On the first day of my investigations, I learned that there had been no house fires in all of northern Spain the day of my operation, and there had been only two fatal car accidents. According to public record, ninety-eight people died on March 4 in the region of the country that my new organ had come from, though nearly all of these had died of old age and would not have been donors. Of the list of the dead, I found only five viable candidates: an eleven-year-old girl struck down by a car in León; two men in their forties killed in an auto accident between Pamplona and Vitoria; an eighteen-year-old girl who had committed suicide in Pasajes; and one other.

The last death was mentioned on the front page of every newspaper that appeared the day of my surgery. It was accompanied, most often, by a series of three photographs.

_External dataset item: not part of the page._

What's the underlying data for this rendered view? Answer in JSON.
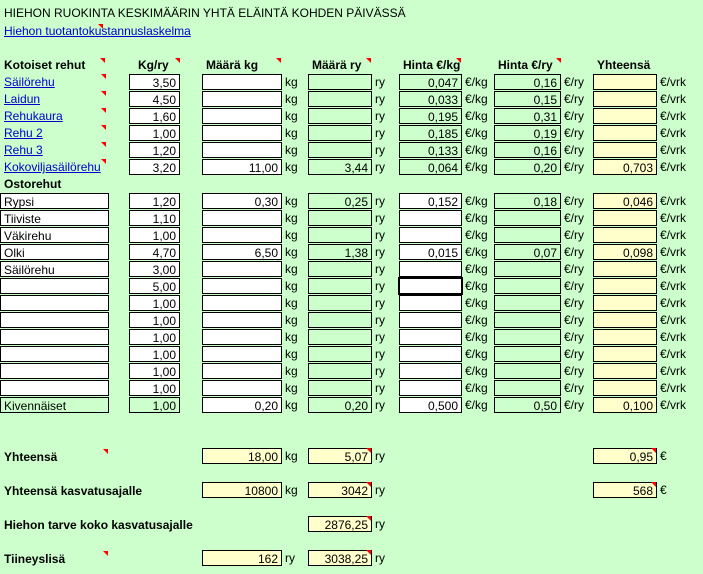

The first photograph showed an apartment building like you might have found anywhere in the Basque Country, except that it was surrounded by the dark navy uniforms and black ski masks of the Ertzaintza. There was white police tape stretched around several police cars, blocking off the entrance to the apartment building. A crowd had gathered, pushing against the tape.

The second photograph of the series was dated two years earlier, the blackened shell of a sedan smoldering in a parking garage. The car was so completely destroyed that it was impossible to even tell the make, while the windows of the two cars next to it had melted in the explosion. There was a white sheet placed on the driver’s seat of the sedan, though it was difficult to imagine that there was anything to cover up; even the car seats seemed vaporized entirely. And again the dark figures of the Ertzaintza milling through the background of the photograph. The scene looked vaguely familiar, as if I might have seen it on the news when the explosion had taken place two years earlier. The caption read: Spanish Intelligence Officer Killed in ETA Car Bomb, June 12, 1995.

As I examined the final photograph I experienced a physical reaction, a tremor of nausea and a tingling along the pink seam holding in my borrowed kidney. The picture, the largest of the series, was a police photograph. It showed a young man in his midtwenties. He had dark hair cut short. His ears were a little on the large size and his nose drifted slightly to his right. He was wearing a T-shirt, and he smiled just enough to show his crooked bottom teeth.

The caption below read: Iñaki Libano, ETA Terrorist Responsible for 1995 Assassination, Killed by Ertzaintza Tuesday in Mondragón.